Una delle forme più orribili di violenza, sia fisica sia psichica, è quella perpetrata nei confronti di bambini. Ogni delitto sessuale non denunciato concede all'aggressore un'ulteriore possibilità di ripeterlo. Non lasciate che questo succeda!

Denunciate alla polizia ogni reato il più rapidamente possibile telefonando al 117 o 112.

Così potete proteggere i vostri bambini

La miglior prevenzione è un'informazione precoce e adattata di volta in volta all'età dei bambini.

I bambini dovrebbero sapere che…

  •  … ci sono persone che possono essere contemporaneamente «buone e cattive».
  •  … ci sono persone che, mentre giocano, passano correntemente dall'attività ludica all'abuso.
  • … hanno il diritto di dire «NO»!
  • … non è mai colpa loro se subiscono un abuso sessuale, poiché la responsabilità è sempre della persona adulta.

La paura è cattiva consigliera, mentre una buona autostima permette di proteggersi efficacemente dagli abusi sessuali!

  • Adoperatevi affinché vostro/a figlio/a sviluppi la propria autostima, sia cosciente della propria personalità e sappia porre i propri limiti.
  • Dite a vostro/a figlio/a che non è da vigliacchi aver paura, correr via o cercare aiuto. Il/La bambino/a deve fidarsi di quello che sente quando ha un brutto presentimento. Se per un motivo qualsiasi il/la bambino/a si sente a disagio in una determinata situazione, deve andare via e cercare luoghi o persone di cui si fida.
  • Fate capire a vostro/a figlio/a che può raccontarvi tutte le sue esperienze. Anche quelle che gli/le sembrano strane o inquietanti oppure quelle che gli/le sono capitate perché non ha dato retta alle vostre parole (p.es. la scelta di un altro percorso casa-scuola). Prendetevi il tempo di parlare con vostro/a figlio/a delle sue esperienze e delle sue preoccupazioni.
  • La puntualità è una virtù: spiegate a vostro/a figlio/a perché è importante che percorra sempre il tragitto casa-scuola concordato e che arrivi possibilmente sempre puntuale a casa, a scuola, alla scuola dell'infanzia.
  • Mostrate interesse e chiedete a vostro/a figlio/a se gli/le sembra di aver visto o notato cose strane. Preoccupatevi di sapere chi sono gli amici e i conoscenti di vostro/a figlio/a e quali attività svolgono insieme. Chiedete spiegazioni a vostro/a figlio/a se improvvisamente vi accorgete che ha nuovi oggetti o parla di nuovi amici simpatici molto più grandi di lui/lei.

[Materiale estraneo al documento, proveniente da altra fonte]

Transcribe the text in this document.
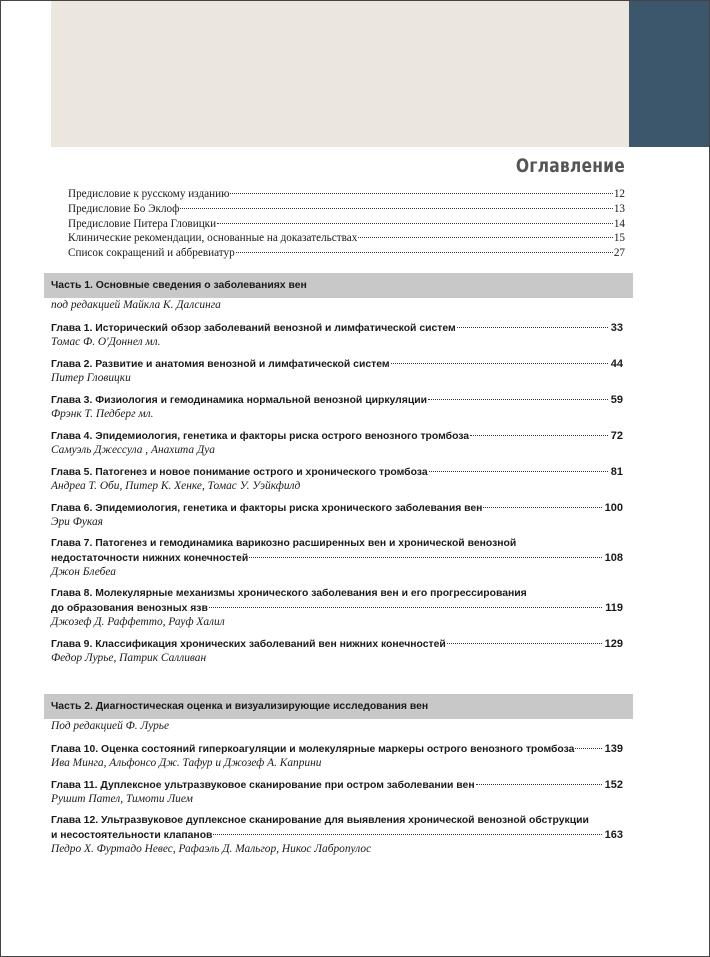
Оглавление
Предисловие к русскому изданию	12
Предисловие Бо Эклоф	13
Предисловие Питера Гловицки	14
Клинические рекомендации, основанные на доказательствах	15
Список сокращений и аббревиатур	27
Часть 1. Основные сведения о заболеваниях вен
под редакцией Майкла К. Далсинга
Глава 1. Исторический обзор заболеваний венозной и лимфатической систем	33
Томас Ф. О'Доннел мл.
Глава 2. Развитие и анатомия венозной и лимфатической систем	44
Питер Гловицки
Глава 3. Физиология и гемодинамика нормальной венозной циркуляции	59
Фрэнк Т. Педберг мл.
Глава 4. Эпидемиология, генетика и факторы риска острого венозного тромбоза	72
Самуэль Джессула , Анахита Дуа
Глава 5. Патогенез и новое понимание острого и хронического тромбоза	81
Андреа Т. Оби, Питер К. Хенке, Томас У. Уэйкфилд
Глава 6. Эпидемиология, генетика и факторы риска хронического заболевания вен	100
Эри Фукая
Глава 7. Патогенез и гемодинамика варикозно расширенных вен и хронической венозной
недостаточности нижних конечностей	108
Джон Блебеа
Глава 8. Молекулярные механизмы хронического заболевания вен и его прогрессирования
до образования венозных язв	119
Джозеф Д. Раффетто, Рауф Халил
Глава 9. Классификация хронических заболеваний вен нижних конечностей	129
Федор Лурье, Патрик Салливан
Часть 2. Диагностическая оценка и визуализирующие исследования вен
Под редакцией Ф. Лурье
Глава 10. Оценка состояний гиперкоагуляции и молекулярные маркеры острого венозного тромбоза	139
Ива Минга, Альфонсо Дж. Тафур и Джозеф А. Каприни
Глава 11. Дуплексное ультразвуковое сканирование при остром заболевании вен	152
Рушит Пател, Тимоти Лием
Глава 12. Ультразвуковое дуплексное сканирование для выявления хронической венозной обструкции
и несостоятельности клапанов	163
Педро Х. Фуртадо Невес, Рафаэль Д. Мальгор, Никос Лабропулос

Violenza nei confronti dei bambini

I bambini non sono in grado di difendersi dai maltrattamenti. Noi adulti siamo responsabili dei benessere dei nostri bambini. Chi tace si rende complice.

Se siete a conoscenza di casi di violenza subita da bambini, avvisate immediatamente le autorità competenti o la polizia.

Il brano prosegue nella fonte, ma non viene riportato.